There’s a wide range of sales tax rates in California, some rates are increasing this week and if pending legislation is successful, the range will get even wider.
Currently, sales tax rates range from as low as 7.5 percent in a few rural counties to as high as 10 percent in some cities.
The state collects 6.5 percent – 4.1875 percent for itself, then another 2.3125 percent that it automatically sends to schools and local governments for specific purposes. On top of that, another .25 percent is collected for county transportation services and another .75 percent for city and county operations.
All of those fractions add up to a base rate of 7.5 percent. In theory, local governments can, with voter approval, add up to 2 percent to the base rate, but some jurisdictions have obtained waivers to exceed that, thus raising the maximum in some areas to 10 percent.

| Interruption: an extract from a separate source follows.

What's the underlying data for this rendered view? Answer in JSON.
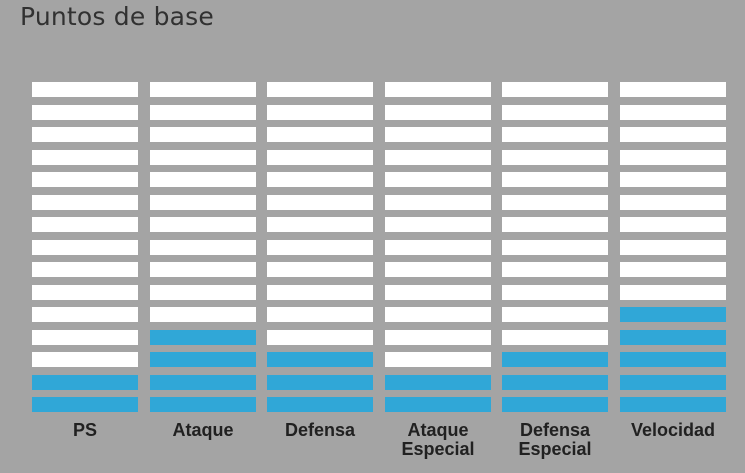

The California Taxpayers Association has compiled a chart of cities and counties whose rates will rise on Wednesday and notes that sales taxes will decline in only one jurisdiction, El Cajon, this week.
The state Board of Equalization, meanwhile, has a website where local sales tax rates can be accessed.
Assemblyman Kevin Mullin, D-South San Francisco, has introduced a bill that would give local governments the power to add another 1 percent to the combined state-local sales tax rate with voter approval. His measure, Assembly Bill 464, is pending in the Assembly Revenue and Taxation Committee.